Paul Collins Fine Art gallery and Commute Bike Shop reported good sales. And Groskopfs said of all the events that have been held downtown over many years, none has drawn more people on a single weekend than ArtPrize.
The first weekend of ArtPrize wasn’t the only busy time. Downtown was pretty packed on the event’s first Thursday too, because of the DDA’s agreement to contribute $15,000 to fund student bus trips to see the competition.
DDA Executive Director Jay Fowler said 1,826 students — sixth graders through high school seniors — from 25 public and private schools made the trip that day. “It was great seeing all these kids downtown. It sort of kicked off ArtPrize in a big way, I thought,” he said.
Evoy said the Downtown Alliance saw ArtPrize as having a long-term benefit for the city and its arts community, but also a shorter-term benefit for downtown business owners. And so far, she said, the competition has certainly delivered on the latter.
“What we love about ArtPrize is they’re giving us this art and they’re encouraging people to go into the local businesses to eat, drink and shop,” said Evoy. “They have done a great job with that because the response to ArtPrize and the way that people have embraced the downtown businesses has really been exciting.”
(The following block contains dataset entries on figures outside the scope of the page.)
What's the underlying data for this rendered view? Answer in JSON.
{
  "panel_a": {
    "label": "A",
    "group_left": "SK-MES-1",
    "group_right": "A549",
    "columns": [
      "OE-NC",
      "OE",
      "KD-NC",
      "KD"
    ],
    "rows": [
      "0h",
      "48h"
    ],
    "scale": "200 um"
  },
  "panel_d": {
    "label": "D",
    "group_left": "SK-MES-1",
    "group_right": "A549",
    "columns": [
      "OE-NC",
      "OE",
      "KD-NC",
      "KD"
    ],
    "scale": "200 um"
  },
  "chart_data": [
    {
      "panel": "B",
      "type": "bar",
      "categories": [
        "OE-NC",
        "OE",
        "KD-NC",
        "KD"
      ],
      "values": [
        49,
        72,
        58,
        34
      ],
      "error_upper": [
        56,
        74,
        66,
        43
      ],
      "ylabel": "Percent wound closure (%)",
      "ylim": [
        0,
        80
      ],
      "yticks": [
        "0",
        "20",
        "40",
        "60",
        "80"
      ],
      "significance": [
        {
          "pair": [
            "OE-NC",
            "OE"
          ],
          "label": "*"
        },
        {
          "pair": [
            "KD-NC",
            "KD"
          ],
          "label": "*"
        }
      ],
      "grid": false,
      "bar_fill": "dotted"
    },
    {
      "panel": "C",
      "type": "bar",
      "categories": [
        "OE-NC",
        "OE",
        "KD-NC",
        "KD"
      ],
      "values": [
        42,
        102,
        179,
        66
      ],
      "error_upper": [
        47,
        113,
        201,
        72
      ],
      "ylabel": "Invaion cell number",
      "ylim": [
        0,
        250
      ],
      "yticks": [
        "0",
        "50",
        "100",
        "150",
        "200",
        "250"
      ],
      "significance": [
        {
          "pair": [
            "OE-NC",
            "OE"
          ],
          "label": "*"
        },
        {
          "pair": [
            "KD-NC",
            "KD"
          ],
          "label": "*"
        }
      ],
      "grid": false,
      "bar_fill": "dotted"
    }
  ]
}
Bessette said a key factor to ArtPrize is that the competition has helped some people from outlying areas rediscover downtown. Because the event was so well attended and people seemed to be enjoying themselves so much, she felt that many will return to downtown to take an even closer look at what the district has to offer.
Bessette said she had heard from only one downtown store owner who wished she had recorded more sales that weekend. Otherwise, she said ArtPrize was a big hit among the merchants and restaurant owners.
“They were pleased to see all the people that came through,” said Bessette. “I know that a lot of the other entrepreneurs will be ready and open for next year.”